Major League Mindset
This week we are featuring David Gonzalez as a guest author for the blog. David is a student of the mindset game and a client of JP Bonifas Coaching. In his current role, David sells enterprise software solutions to Fortune500 companies where he consults C-Suite executives on digital transformation initiatives. He attributes much of his professional success to the mindset developed throughout his career as a high school wrestler. I love Dave’s creativity and writing style. This blog post started as a text message thread and I encouraged Dave to develop it into an article. Dave has a way with words and I believe when he finds his rhythm and consistency he will be one of the top follows on substack. Follow him now if you want to be early to his insights and creative process! Enjoy.
Back when you played little league ball, what did coaches tell you when you had a 3-0 count
(three balls, no strikes)?
Most of them said, “Don’t swing! Take all the way and make him throw a strike.”
It made sense even then because humans know a safe bet when we see one. If the pitcher
misses, you get a free pass to first. He throws a strike — you still have two chances.
The same 3-0 strategy prevailed, even at the major league level.
It became so obvious that pitchers recognized they could throw easy strikes without much risk.
In 2019 MLB pitchers were 21.2% more likely to throw a fastball over the heart of the plate on a
3-0 count than a 3-1 count. In other words, batters are more likely to get a floater right down
Broadway on 3-0 than any other count. Yet conventional baseball wisdom passed down from
generation to generation would tell them the same thing: “Don’t swing. Take all the way.”
Wait a minute… aren’t floaters right down Broadway the easiest to launch into the lithosphere?
Of course they are! MLB hitters collect extra-base hits 13% of the time they swing on 3-0
pitches compared to 4.7% of all generated swings.
Talk about a high-upside, low-risk brisket hiding in plain sight –– an easy change in mindset that
produces wildly better outcomes.
How often do you see similar scenarios play out in daily life? Scenarios where you have your
opponent against the ropes and instead of throwing a possible knockout punch, you bide your
time, hoping they make a mistake that puts you in only a slightly better position to win?
Maybe you’re wrestling freestyle. You’re owning the center and slowly crowding your opponent
out of bounds.
Your coach hollers, “stay low, keep crowding, get your ONE!”
Get 1? In the perfect moment to go for two or more? That’s conventional wisdom.
Strategic wisdom says, “Keep hollerin’ coach because I want him to think I’m going for one. But
we both know I’m going for more ‘cause there might not be a better time than now.”
Want an example from the business realm? I’ll give you one from my experience selling to
executives at Fortune500 companies.
Your phone lights up. It’s a prospect you’ve been hunting for months. You answer the phone
and they’re ready to buy NOW. By the end of the conversation, they’re asking for a contract to
pass along to legal.
Conventional wisdom would have you send them the contract with your standard pricing and
close the deal on the spot.
Strategic wisdom whispers, “You’re looking at a 3-0 count here. Sure, there’s a small deal on
the table, but dare to look for a bigger one…especially if you get a good pitch.”

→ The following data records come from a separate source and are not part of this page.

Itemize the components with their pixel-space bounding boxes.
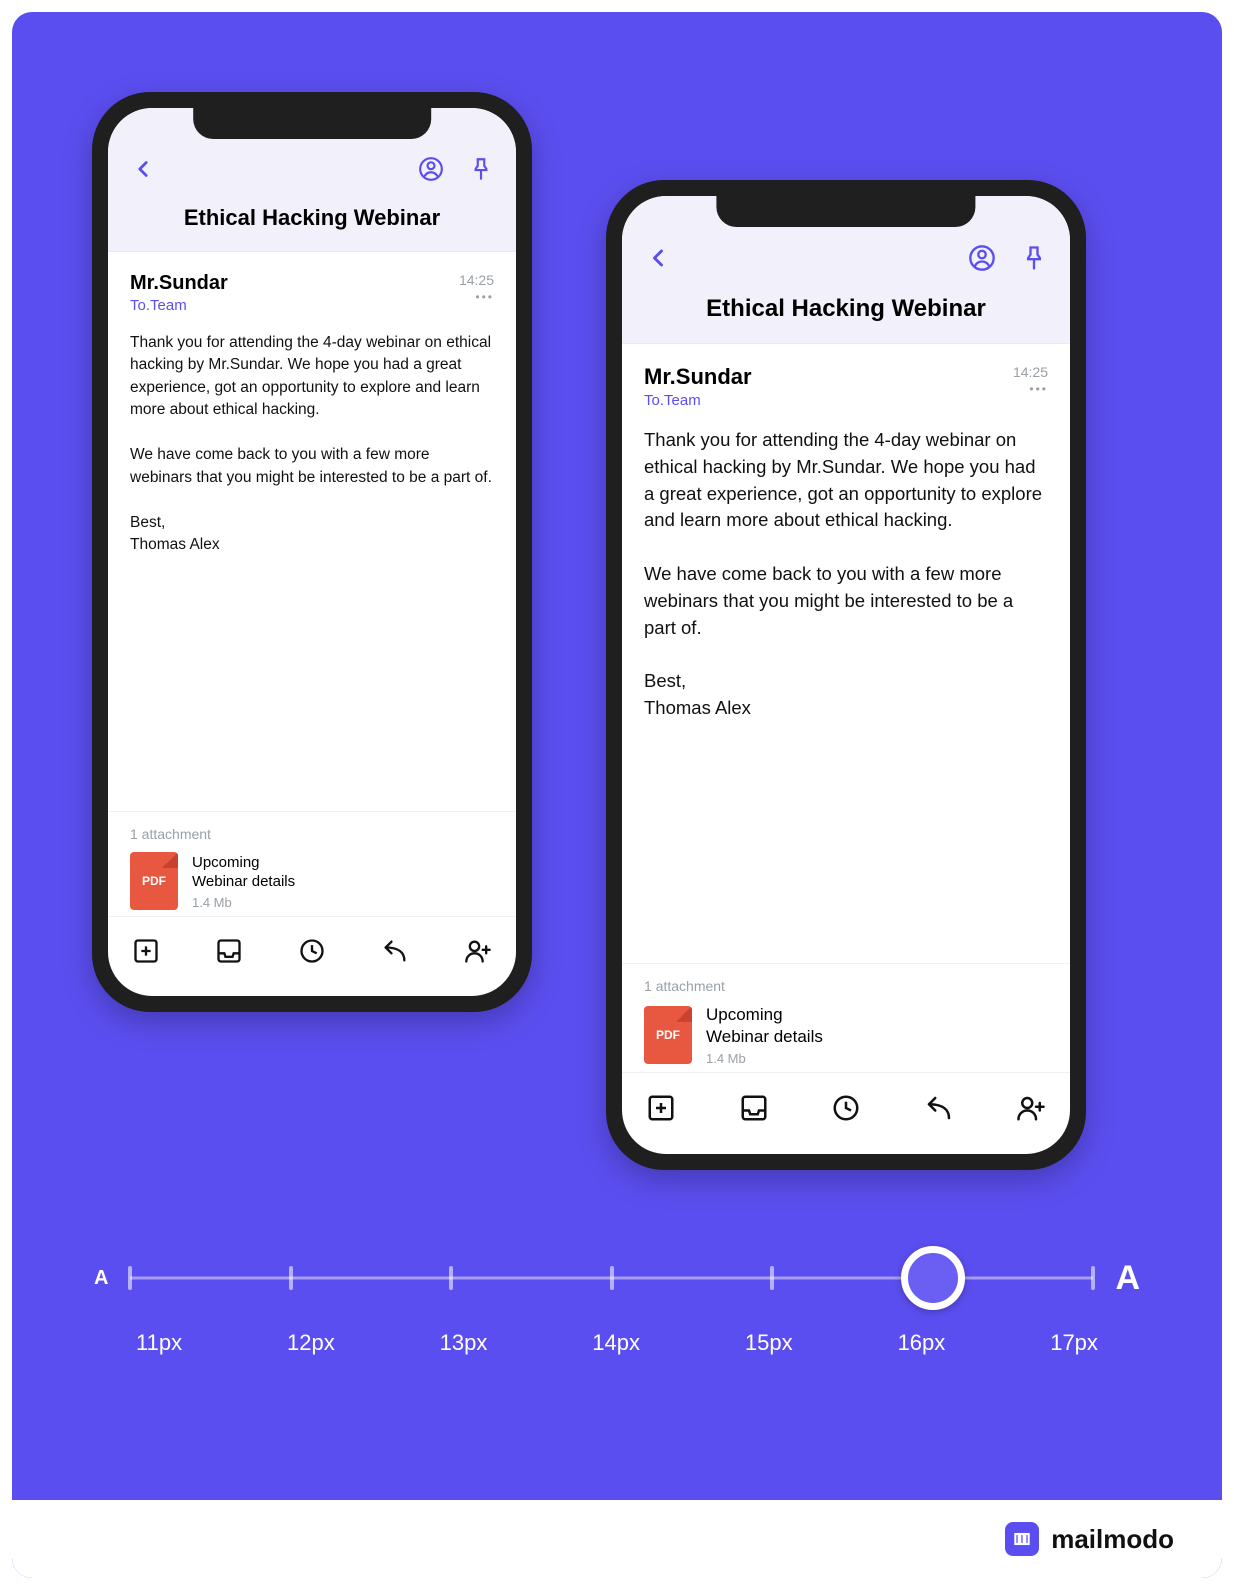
slider-tick-label: 16px xyxy=(898,1330,946,1356)
add-contact-icon[interactable] xyxy=(464,937,492,970)
phone-notch xyxy=(193,107,431,139)
attachment-item[interactable]: PDF Upcoming Webinar details 1.4 Mb xyxy=(644,1004,1048,1066)
slider-tick[interactable] xyxy=(610,1266,614,1290)
message-header: Mr.Sundar To.Team 14:25 ••• xyxy=(108,252,516,320)
footer: mailmodo xyxy=(12,1500,1222,1578)
phone-preview-small-font: Ethical Hacking Webinar Mr.Sundar To.Tea… xyxy=(92,92,532,1012)
add-icon[interactable] xyxy=(132,937,160,970)
sender-name: Mr.Sundar xyxy=(130,272,228,295)
clock-icon[interactable] xyxy=(298,937,326,970)
pdf-icon: PDF xyxy=(644,1006,692,1064)
slider-tick-label: 13px xyxy=(440,1330,488,1356)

So you resist the irresistible and withhold the safer, smaller deal –– for the time being –– and
ask them to give you a better description of what’s driving their decision and what they’re hoping
to achieve. How they respond may be the difference between adding another zero to the total
contract value.
Or it could reveal the opposite –– that the deal on the table is the best you’re going to get.
The point is not that you always swing.
It’s that you’re always prepared to swing, especially when the odds are in your favor.
And that, my friends, is how we win in baseball and in life.